I couldn't have this baby. I was cheating on my husband, pregnant by another man, in a combat zone. My military unit would certainly prosecute me for adultery if they found out... no amount of reasoning was going to change any of that so my only option seemed clear. I made my appointment with Planned Parenthood, and barreled my way through my vacation, anxious to "just get this over with". But on the day of my first appointment (required counseling), I fell apart.
I couldn't even cancel my appointment on my own. I had to ask a friend to do it for me. I cried, and tried to breathe. I tried to make sense of the "choice" I was making. but I felt relieved. I talked to my child's father, hoping he would share in my new found relief, but he didn't. He was angry, and hateful, refusing to accept my "decision." I knew when I canceled my appointment that my child's father would behave this way, but it didn't matter. He didn't want to speak to me, and I didn't care. I had cared at one time. I did anything I could to avoid his anger previous to this. But now I didn't care at all. The things he said hurt, but they didn't sway my convictions. I was a mother, and I would do anything to protect my child. And the stress of knowing I was jumping into this as a single parent was overshadowed by the peace I felt in my heart.
My unit indeed planned to prosecute me for adultery, but God spared me from that. My child's father and I still do not speak and he has no contact with his son. But my son is/was worth every bit of this madness, and more.
I had been against abortion from the day I learned what it was back in high school. I had protested at abortion clinics. But in my despair, I turned to abortion.

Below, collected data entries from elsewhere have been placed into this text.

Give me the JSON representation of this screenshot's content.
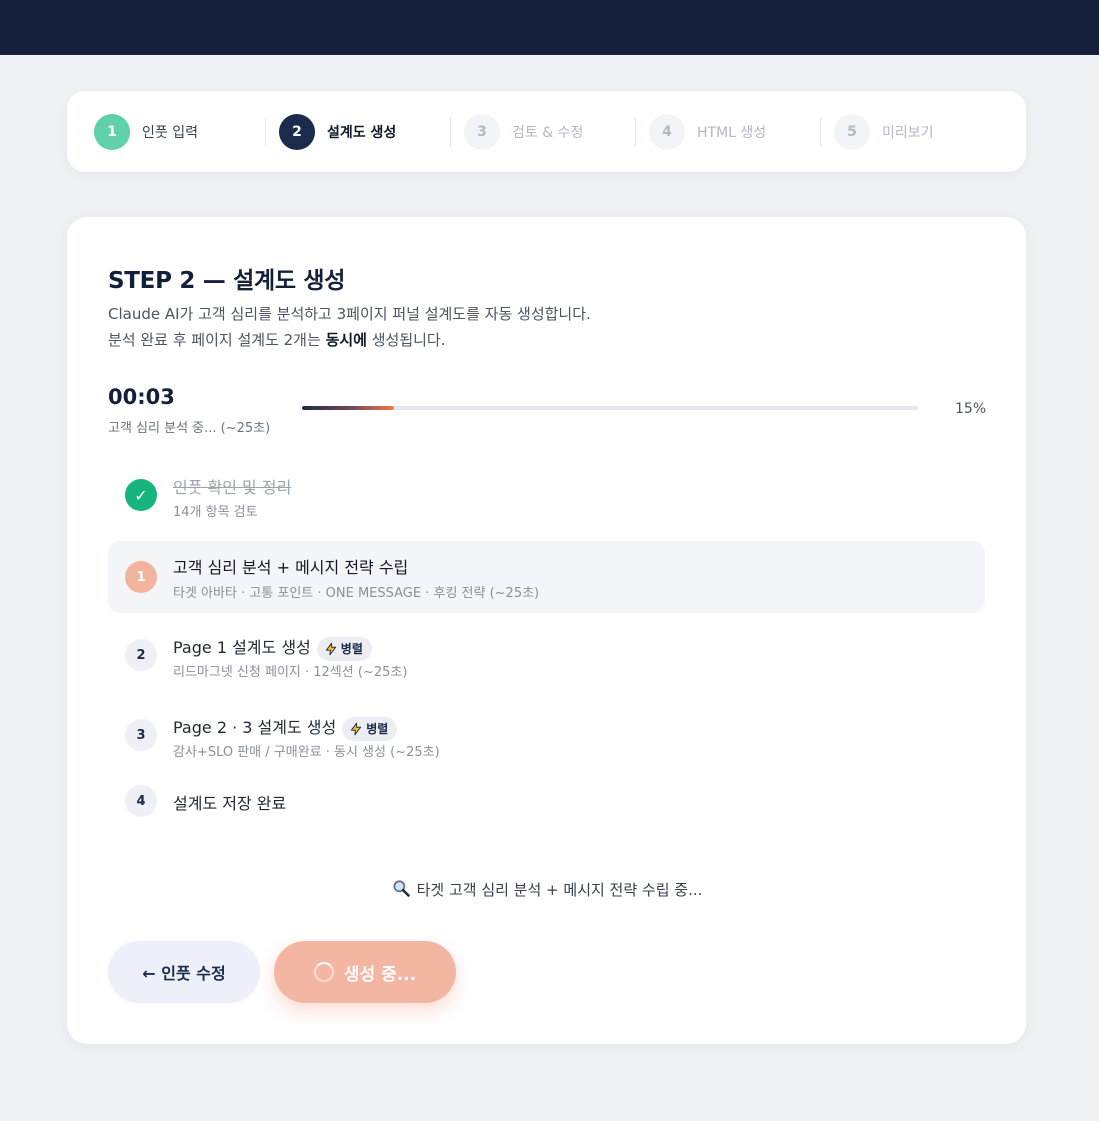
{
  "stepper": [
    {
      "num": "1",
      "label": "인풋 입력",
      "state": "done"
    },
    {
      "num": "2",
      "label": "설계도 생성",
      "state": "active"
    },
    {
      "num": "3",
      "label": "검토 & 수정",
      "state": "pending"
    },
    {
      "num": "4",
      "label": "HTML 생성",
      "state": "pending"
    },
    {
      "num": "5",
      "label": "미리보기",
      "state": "pending"
    }
  ],
  "card": {
    "title": "STEP 2 — 설계도 생성",
    "desc_line1": "Claude AI가 고객 심리를 분석하고 3페이지 퍼널 설계도를 자동 생성합니다.",
    "desc_line2_a": "분석 완료 후 페이지 설계도 2개는 ",
    "desc_line2_b": "동시에",
    "desc_line2_c": " 생성됩니다."
  },
  "progress": {
    "timer": "00:03",
    "status": "고객 심리 분석 중... (~25초)",
    "percent_label": "15%",
    "fraction": 0.15
  },
  "tasks": [
    {
      "badge": "✓",
      "title": "인풋 확인 및 정리",
      "sub": "14개 항목 검토",
      "state": "done"
    },
    {
      "badge": "1",
      "title": "고객 심리 분석 + 메시지 전략 수립",
      "sub": "타겟 아바타 · 고통 포인트 · ONE MESSAGE · 후킹 전략 (~25초)",
      "state": "current"
    },
    {
      "badge": "2",
      "title": "Page 1 설계도 생성",
      "pill": "병렬",
      "sub": "리드마그넷 신청 페이지 · 12섹션 (~25초)",
      "state": "wait"
    },
    {
      "badge": "3",
      "title": "Page 2 · 3 설계도 생성",
      "pill": "병렬",
      "sub": "감사+SLO 판매 / 구매완료 · 동시 생성 (~25초)",
      "state": "wait"
    },
    {
      "badge": "4",
      "title": "설계도 저장 완료",
      "state": "wait"
    }
  ],
  "status_line": "타겟 고객 심리 분석 + 메시지 전략 수립 중...",
  "buttons": {
    "back": "← 인풋 수정",
    "generating": "생성 중..."
  },
  "colors": {
    "navy": "#141f3a",
    "done_green": "#16b57e",
    "accent_peach": "#f3b6a3",
    "progress_orange": "#ea7a4c"
  }
}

Thankfully, God heard my mom's prayers, and the prayers of so many others and my heart was renewed, and I now am doing my part to advocate against abortion in any way I can.
There is nothing in your life, no amount of badness, or bad-timing, that can ever justify taking a life, especially the life of a helpless child. There are answers to your questions, and solutions to your problems. Just take the time to look and take the time to pray. And allow your heart to be softened. Dont let the breaking of your heart and madness of your life end the heartbeat of your child..
Location: Menasha, WI
Date: March 9, 2011
My baby was conceived out of wedlock. Actually, my baby was the product of way worse than that. She was conceived as a result of date-rape. I had a stranger's baby. I was pregnant with a stranger's baby. It was not a "violent" date-rape... I was so intoxicated I barely remember the details of the event, and the man was "nice" to me. He didn't hurt me in any way. However, just the thought of carrying a child inside you, knowing that you did not plan for this, and that it was a stranger... it's hard to wrap your mind around. My parents were not initially that supportive of me. They were extremely disappointed in me, but I was struggling with many things at the time of my baby's conception, and sin had me bound fast. I believe Emma was the answer to my most desperate prayer. God saved me by allowing me to come to the end of myself, and giving me a precious child whom I could love better than I ever loved myself. She is my reason for living now, and without her I would still be lost, I'm sure. So my message to people who are considering having an abortion is this: wait. Consider what the consequences will be to you after you have done this. It can never be undone. It can never be reversed. Once a life is taken, it is final. Please don't live with that regret on your shoulders. It will haunt you until the day you die yourself. Please wait. Think. Consider. Before you act.